ISLAMABAD, June 1: The National Assembly begins its first budget session on Monday under the shadows of economic and political crises.

While the coalition, which blames most of its woes on its predecessors, has promised to come up with a budget friendly to both the poor and the business, it has kept the nation in a tormenting suspense, at the cost of its credibility, about the most pressing political issues of the promised restoration of deposed judges and the future of a discredited presidency.

The government, led by Pakistan People’s Party (PPP), has five days left to act on its unfulfilled parliamentary pledges to restore the judges before the presentation of the budget for fiscal 2008-09 on June 7, will bar consideration of other matters or face lawyers and other activists from all over the country marching on Islamabad after June 10.

It is a measure of the prevailing crisis that a stand-in finance minister, Naveed Qamar, will present the new government’s first budget at a critical time because Ishaq Dar, who held the portfolio in the cabinet formed on March 30, walked away with eight other ministers of his main coalition partner Pakistan Muslim League-N last month, after a deadline for reinstating the judges passed unmet.

The session, opening at 5pm, will be keenly watched for how the government will seek to balance its budget and tackle people’s hardships such as those emanating from rocketing food and fuel prices, food and power shortages – all of which are blamed on more than eight years of President Pervez Musharraf’s government.

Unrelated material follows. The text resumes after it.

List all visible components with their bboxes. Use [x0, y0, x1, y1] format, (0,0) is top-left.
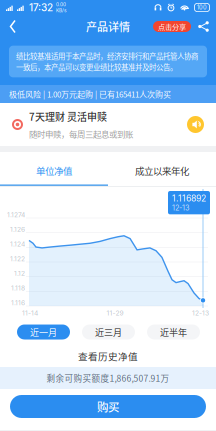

But the budget debate will likely be overshadowed by political issues like the future of the president, the judicial crisis created by his controversial Nov 3, 2007, emergency proclamation and a PPP-proposed constitutional amendment package mainly seeking to restore the powers of parliament and the prime minister.

The Senate has also been called for its budget session from Wednesday and will be at hand if the government decides to convene a joint session of the two houses of parliament to pass a promised resolution for the reinstatement of the judges and thus avoid a standoff with the lawyers, or even to get the president out of the way by impeaching him for his alleged violations of the constitution such as his Oct 12, 1999 coup as army chief that toppled then prime minister Nawaz Sharif and the extra-constitutional Nov 3 emergency.

But, despite last week’s wave of rumours about the president, which were lapped up by an eager electronic media and caused huge losses on the stock market, there was no concrete sign yet of the coalition seeking an impeachment – for which it can muster the required two-thirds majority in a joint session of parliament – or even bringing a resolution on the judges.

The PPP leadership is instead touting a package, which seems good for a transition to a genuine parliamentary democracy but for which it does not have the required two-thirds majorities separately in both houses of parliament until President Musharraf is deserted by enough of his loyalists now forming a majority in the 100-seat Senate.

The PML-N continues to provide the crucial support to the PPP-led government in parliament even after withdrawing from the cabinet, but the budget session is likely to indicate how far the two main political parties can travel together without resolving their differences on ways to restore the judges.